3. Buffy's ressurection - Willow performs the Spell of Osiris; "Bargaining"
It becomes apparent at the very beginning of the episode that the Scoobies are going to attempt to bring Buffy back to life. No biggie; Willow's a powerful witch, Buffy died at the hands of supernatural powers, how big of a deal could it be? Plus, it's not the first time Buffy's been brought back to life. Well, it's a big enough deal that snakes come out of Willow's mouth while she's performing the spell. With the exception of the majik she uses against Glory, this is the first time we see what a powerful witch Willow has become. This is the one season premiere that lives up to the excitement of BTVS's season finales. Plus, Willow freaking brought Buffy back to life after she was dead for like, four months.
2. Buffy dies to save Dawn; "The Gift."
In the one final moment where Dawn realizes what Buffy is about to do, it dawns (no pun intended) on all of us. But it's peaceful, and it's easy to accept. We've heard from the beginning of the series that the life of a Slayer is often a short one. Buffy (I hesitate to use this term, but whatever) sacrifices herself for Dawn not just because it's her job to save the world, but because she wants to.
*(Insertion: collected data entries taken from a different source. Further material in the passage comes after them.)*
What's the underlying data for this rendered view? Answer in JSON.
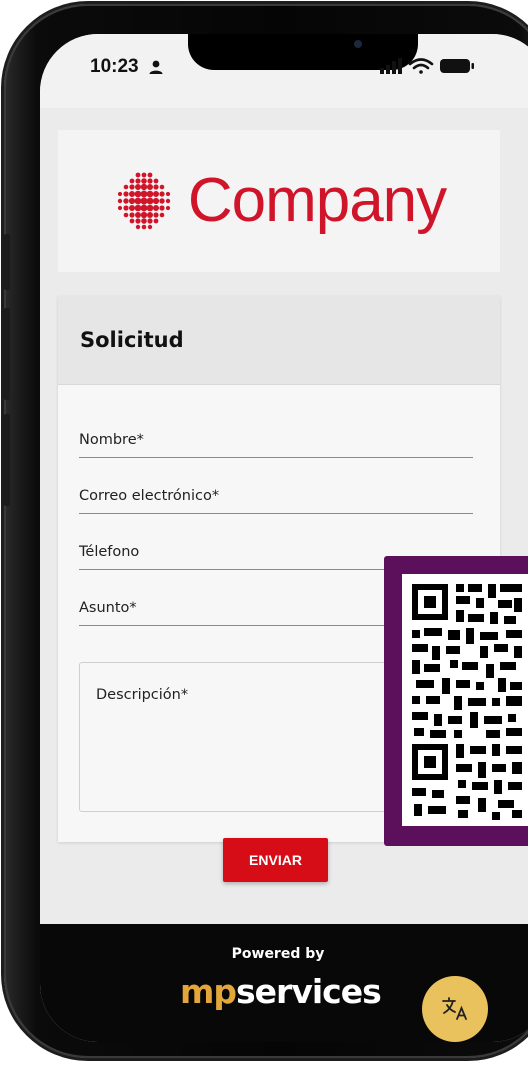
{
  "status_bar": {
    "time": "10:23"
  },
  "brand": {
    "logo_text": "Company",
    "color": "#d0142a"
  },
  "form": {
    "title": "Solicitud",
    "fields": {
      "nombre": "Nombre*",
      "correo": "Correo electrónico*",
      "telefono": "Télefono",
      "asunto": "Asunto*",
      "descripcion": "Descripción*"
    },
    "submit_label": "ENVIAR",
    "submit_color": "#d60d16"
  },
  "footer": {
    "powered_by": "Powered by",
    "brand_mp": "mp",
    "brand_services": "services",
    "translate_icon": "translate-icon"
  },
  "overlay": {
    "qr_icon": "qr-code-icon",
    "panel_color": "#5c0f5a"
  }
}
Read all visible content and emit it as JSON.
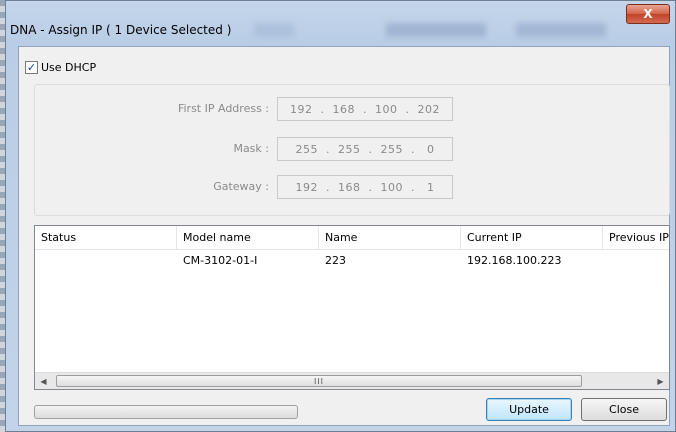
{
  "window": {
    "title": "DNA - Assign IP ( 1 Device Selected )",
    "close_glyph": "X"
  },
  "dhcp": {
    "label": "Use DHCP",
    "checked": true,
    "check_glyph": "✓"
  },
  "fields": [
    {
      "label": "First IP Address :",
      "value": "192  .  168  .  100  .  202"
    },
    {
      "label": "Mask :",
      "value": "255  .  255  .  255  .   0"
    },
    {
      "label": "Gateway :",
      "value": "192  .  168  .  100  .   1"
    }
  ],
  "table": {
    "columns": [
      "Status",
      "Model name",
      "Name",
      "Current IP",
      "Previous IP"
    ],
    "rows": [
      {
        "status": "",
        "model_name": "CM-3102-01-I",
        "name": "223",
        "current_ip": "192.168.100.223",
        "previous_ip": ""
      }
    ]
  },
  "scrollbar": {
    "left_glyph": "◀",
    "right_glyph": "▶",
    "thumb_grip": "III"
  },
  "progress": {
    "value": 0
  },
  "buttons": {
    "update": "Update",
    "close": "Close"
  }
}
Most seasons of Buffy feel like they are a story arc about coming to terms with a specific thing (more than one, usually). Season 5 is about how much Buffy's love for Dawn grows. Even after she finds out Dawn's true origin, Buffy decides that the situation is nothing more than incidental. Dawn is still her sister, and no matter how annoying she can be, she wants to protect her. Dawn is an innocent; she's technically less than a year old, for goodness sake. I don't think Buffy sacrifices her life to save the world. I think she sacrificed it to save Dawn.
1. Buffy kills Angel; "Becoming Pt. 2."
This will forever be my favorite moment of the Buffyverse. While every significant Buffy moment is one where "the characters are changed forever," this one stands apart. Tellingly, right before heading to Angelus's lair, Buffy says to Whistler that she has nothing left to lose. And she's pretty much right. The love of her life is gone for good, she's wanted for murder, she's been expelled from school, she's finally had to tell Joyce that she's a Slayer, and has been kicked out of her home because of it. Willow is in the hospital, and Giles has been taken captive and tortured. She's even had to make a shady alliance with Spike, of all people. It's in this episode that we find out who Buffy truly is. After all this time, Buffy's finally set on ending it all. She knows there's no hope for Angel. Buffy makes what I have no doubt is the hardest decision of her life; Angel, not Angelus, is finally there with her. He's cured, his soul is back. But responsibility looms. She has to kill Angel, even though doing so leaves her with truly, nothing left to go on. She leaves town, and all I can do each time I watch is sit, sniffle, and marvel that more than ten years after it's debut, this show is still the best.